For coalbeds having permeability greater than 100 mD, water fracturing without proppant should be used. For dry coals, gas fracturing is the best stimulation method. For coalbeds having low water saturation and low reservoir pressure, foam fracturing is best. For coalbed reservoirs having permeability of 10-100 mD, cross-linked gel fracturing with proppant should be used. For coalbeds having permeability less than 1 mD, water fracturing with proppant should be used. For CBM wells with more than one coalbed, multistage fracturing is the best stimulation method if the seams are separated by a distance of more than 40 ft. WO 

 


THE AUTHORS

 

Sunil Ramaswamy works as a Reservoir Engineer for consulting services in Schlumberger Asia Services Limited. His past experience involves working as an Application Engineer for development of open cast coal mines for Larsen and Toubro Limited, India. Current interests include development of unconventional reservoirs, development of CBM reservoirs in India and enhanced recovery processes. He has an MS degree from Texas A&M University in petroleum engineering and a BS degree in mining engineering from National Institute of Technology Karnataka, Surathkal.


 

Walter B. Ayers is a Visiting Professor in the Petroleum Engineering Department at Texas A&M University. He teaches courses in formation evaluation, reservoir description, unconventional oil and gas reservoirs and petroleum geology. Ongoing research includes: shale, tight sand and coal reservoirs; CO2 sequestration and enhanced methane production from coalbeds; and production optimization of conventional reservoirs.

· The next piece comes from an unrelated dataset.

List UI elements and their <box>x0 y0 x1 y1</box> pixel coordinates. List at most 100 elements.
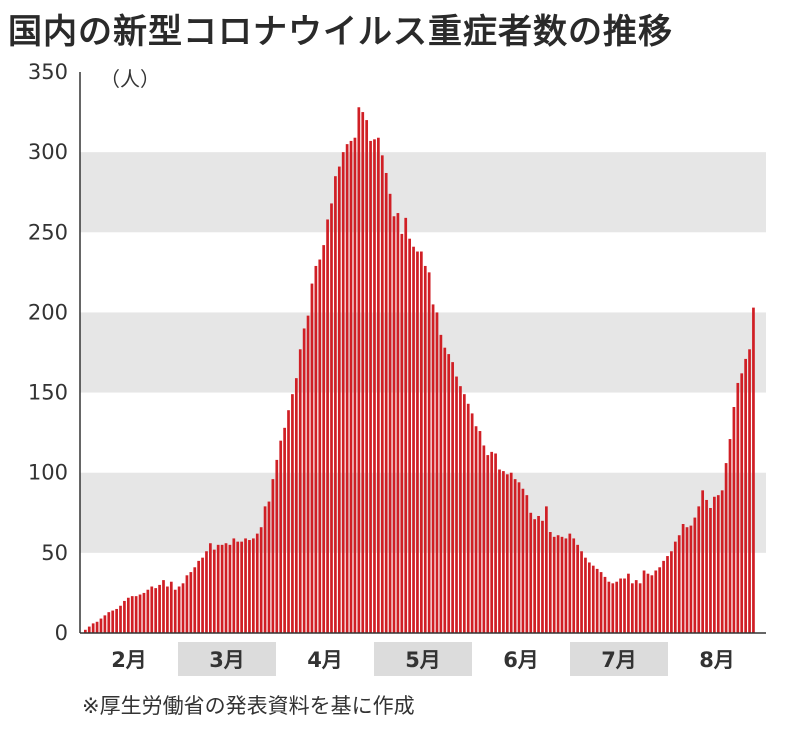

Ayers holds a PhD in geology from University of Texas at Austin and MS and BS degrees in geology from West Virginia University.


 

Stephen A. Holditch is head of the Department of Petroleum Engineering at Texas A&M University. He previously worked for Schlumberger, and served as president of Holditch & Associates from 1977 to 2000. His firm provided petroleum engineering technology involving the analysis of low-permeability gas reservoirs and the design of hydraulic fracture treatments. Dr. Holditch also has been a Production Engineer at Shell Oil in charge of workover design and well completions. He joined the Texas A&M faculty in 1976.